The Bears left host Beech on the roadside Tuesday night with a 4-0 blanking behind the five-hit pitching of Josh Cotham to win the Buccaneers' bracket of the district tournament and advance to tonight's one-game final at top-seed Smyrna. But regardless of the outcome of tonight's 6 p.m. game, Mt. Juliet is in the Region 5-AAA tournament for the sixth time in the last seven seasons.
"It was the toughest bracket that we went through," Purvis said of the Beech half of the 9-AAA tournament. "Beech is a very good ballclub with a lot of good pitching. We wanted to win it tonight and not carry it to tomorrow."
It was Mt. Juliet's second win of the tournament over the Buccaneers, who needed to win last night to force the "if necessary" game tonight, which would have pushed the final at Smyrna to Thursday.
Cotham walked two and struck out nine as the junior right-hander improved to 4-3 and moved to 32-10.
And is so often the case at the high school level, the starting pitcher got a key hit as Cotham drove in a first-inning run.
Richie Hawkins, courtesy running for catcher Caleb Knox, scored on a second-inning wild pitch.
Mt. Juliet sealed it with two in the seventh as Taylor Hill singled and Cotham walked. Jeff Murphy dropped down a sacrifice bunt. Knox's shot ricocheted off the pitcher's glove to the third baseman, who threw the ball away, allowing both runners [Stephen Smith was courtesy running for Cotham] to score.
Beech advanced to the bracket final with a 7-3 win over Wilson Central earlier in the day, ending the Wildcats' season at 9-30.
Commanders turn back Westmoreland challenge, reach 8-A final
More often than not, Friendship Christian run rules its District 8-A rivals. Westmoreland was having none of it Tuesday in the league winner's bracket final at FCS.
The Eagles trailed by a run midway through the third inning before the Commanders and pitcher Stephen Pryor reasserted their dominance in an 11-5 conquest.
Friendship jumped to a 6-1 lead in the first inning before Westmoreland whittled away to close within 6-5 midway through the third.
"[Pryor] walked five and we made a couple of errors and then we made some other...throws not made to the proper base and some plays in the outfield where we didn't get the right cutoffs, gave the an inside-the-park when it should have been a single – double, tops," Friendship coach John McNeal said after his Commanders climbed to 23-12 for the season going into today's 4 p.m. championship round. "We just made some plays that hurt us. He worked behind – walking five people wasn't as bad as he worked behind almost every hitter. It doesn't matter how well you throw, when you're working from behind, hitters know that."
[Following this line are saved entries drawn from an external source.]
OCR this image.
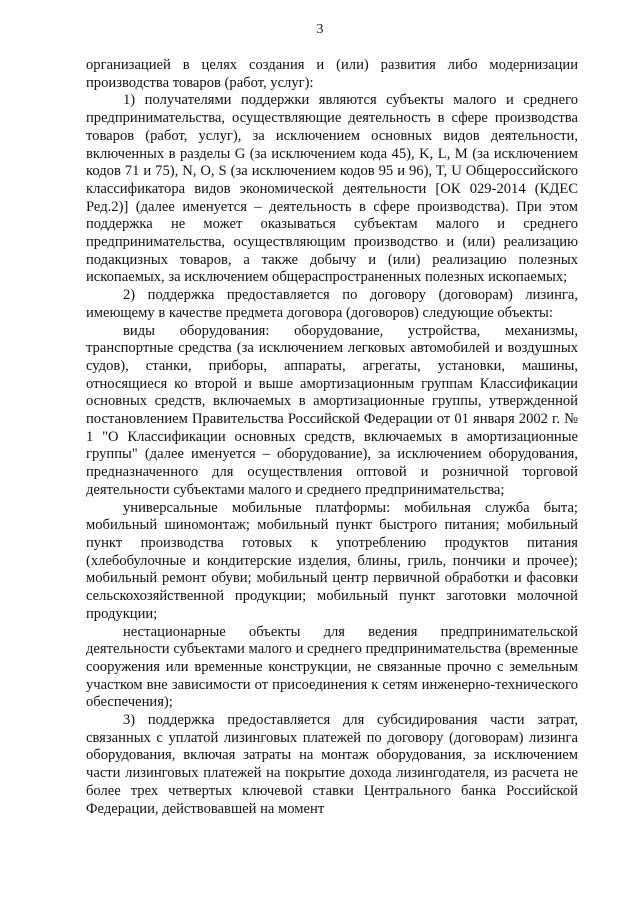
3

организацией в целях создания и (или) развития либо модернизации производства товаров (работ, услуг):

1) получателями поддержки являются субъекты малого и среднего предпринимательства, осуществляющие деятельность в сфере производства товаров (работ, услуг), за исключением основных видов деятельности, включенных в разделы G (за исключением кода 45), K, L, M (за исключением кодов 71 и 75), N, O, S (за исключением кодов 95 и 96), T, U Общероссийского классификатора видов экономической деятельности [ОК 029-2014 (КДЕС Ред.2)] (далее именуется – деятельность в сфере производства). При этом поддержка не может оказываться субъектам малого и среднего предпринимательства, осуществляющим производство и (или) реализацию подакцизных товаров, а также добычу и (или) реализацию полезных ископаемых, за исключением общераспространенных полезных ископаемых;

2) поддержка предоставляется по договору (договорам) лизинга, имеющему в качестве предмета договора (договоров) следующие объекты:

виды оборудования: оборудование, устройства, механизмы, транспортные средства (за исключением легковых автомобилей и воздушных судов), станки, приборы, аппараты, агрегаты, установки, машины, относящиеся ко второй и выше амортизационным группам Классификации основных средств, включаемых в амортизационные группы, утвержденной постановлением Правительства Российской Федерации от 01 января 2002 г. № 1 "О Классификации основных средств, включаемых в амортизационные группы" (далее именуется – оборудование), за исключением оборудования, предназначенного для осуществления оптовой и розничной торговой деятельности субъектами малого и среднего предпринимательства;

универсальные мобильные платформы: мобильная служба быта; мобильный шиномонтаж; мобильный пункт быстрого питания; мобильный пункт производства готовых к употреблению продуктов питания (хлебобулочные и кондитерские изделия, блины, гриль, пончики и прочее); мобильный ремонт обуви; мобильный центр первичной обработки и фасовки сельскохозяйственной продукции; мобильный пункт заготовки молочной продукции;

нестационарные объекты для ведения предпринимательской деятельности субъектами малого и среднего предпринимательства (временные сооружения или временные конструкции, не связанные прочно с земельным участком вне зависимости от присоединения к сетям инженерно-технического обеспечения);

3) поддержка предоставляется для субсидирования части затрат, связанных с уплатой лизинговых платежей по договору (договорам) лизинга оборудования, включая затраты на монтаж оборудования, за исключением части лизинговых платежей на покрытие дохода лизингодателя, из расчета не более трех четвертых ключевой ставки Центрального банка Российской Федерации, действовавшей на момент
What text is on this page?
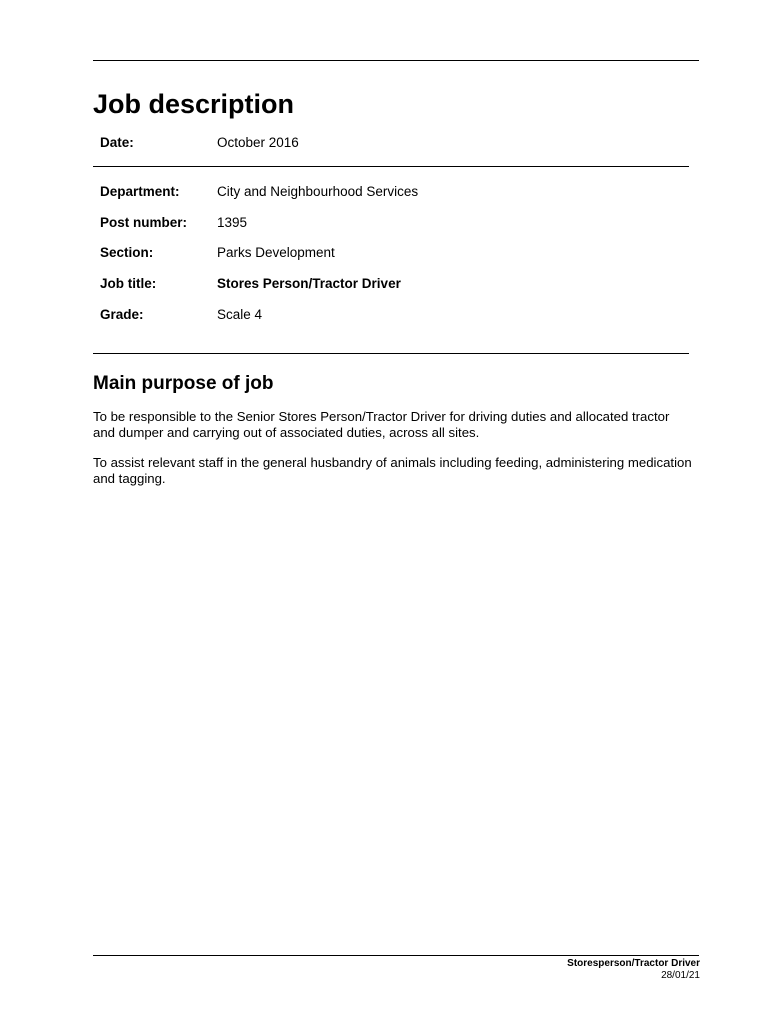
Job description
Date:	October 2016
Department:	City and Neighbourhood Services
Post number: 1395
Section:	Parks Development
Job title:	Stores Person/Tractor Driver
Grade:	Scale 4
Main purpose of job

To be responsible to the Senior Stores Person/Tractor Driver for driving duties and allocated tractor and dumper and carrying out of associated duties, across all sites.

To assist relevant staff in the general husbandry of animals including feeding, administering medication and tagging.

Storesperson/Tractor Driver
28/01/21
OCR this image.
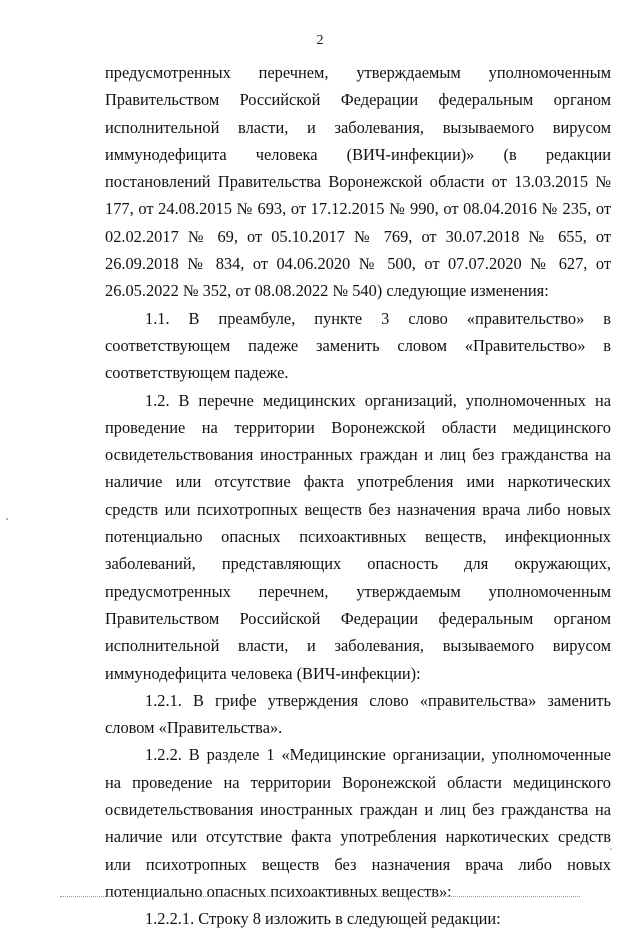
2

предусмотренных перечнем, утверждаемым уполномоченным Правительством Российской Федерации федеральным органом исполнительной власти, и заболевания, вызываемого вирусом иммунодефицита человека (ВИЧ-инфекции)» (в редакции постановлений Правительства Воронежской области от 13.03.2015 № 177, от 24.08.2015 № 693, от 17.12.2015 № 990, от 08.04.2016 № 235, от 02.02.2017 № 69, от 05.10.2017 № 769, от 30.07.2018 № 655, от 26.09.2018 № 834, от 04.06.2020 № 500, от 07.07.2020 № 627, от 26.05.2022 № 352, от 08.08.2022 № 540) следующие изменения:

1.1. В преамбуле, пункте 3 слово «правительство» в соответствующем падеже заменить словом «Правительство» в соответствующем падеже.

1.2. В перечне медицинских организаций, уполномоченных на проведение на территории Воронежской области медицинского освидетельствования иностранных граждан и лиц без гражданства на наличие или отсутствие факта употребления ими наркотических средств или психотропных веществ без назначения врача либо новых потенциально опасных психоактивных веществ, инфекционных заболеваний, представляющих опасность для окружающих, предусмотренных перечнем, утверждаемым уполномоченным Правительством Российской Федерации федеральным органом исполнительной власти, и заболевания, вызываемого вирусом иммунодефицита человека (ВИЧ-инфекции):

1.2.1. В грифе утверждения слово «правительства» заменить словом «Правительства».

1.2.2. В разделе 1 «Медицинские организации, уполномоченные на проведение на территории Воронежской области медицинского освидетельствования иностранных граждан и лиц без гражданства на наличие или отсутствие факта употребления наркотических средств или психотропных веществ без назначения врача либо новых потенциально опасных психоактивных веществ»:

1.2.2.1. Строку 8 изложить в следующей редакции:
Wade Mitchell homered in the bottom of the third for a 7-5 lead.
Westmoreland came back in the top of the fifth to load the bases with no one out. Pryor induced a 1-2-3 double-play grounder and one of his 10 strikeouts to escape unharmed.
"That was a big inning," McNeal said. "It was one of those where we didn't play our best – take nothing away from them, they did a good job today – and we were still able to get the win."
Friendship put the game away with four in the bottom of the fifth to seal the deal.
Pryor allowed six hits and only one earned run through six innings before Brent Boyd pitched a one-hit seventh.
Friendship finished with nine hits, including two each by Mitchell and Jon Miller. Pryor drove in two runs, as did G.L. Waynick, who homered.
Trousdale County ousted Gordonsville 8-3 earlier Tuesday to advance to today's 2 p.m. loser's final against Westmoreland with the winner catching the Commanders at 4 and taking the second Region 4-A berth. The "if necessary" game would be at 4 p.m. Thursday.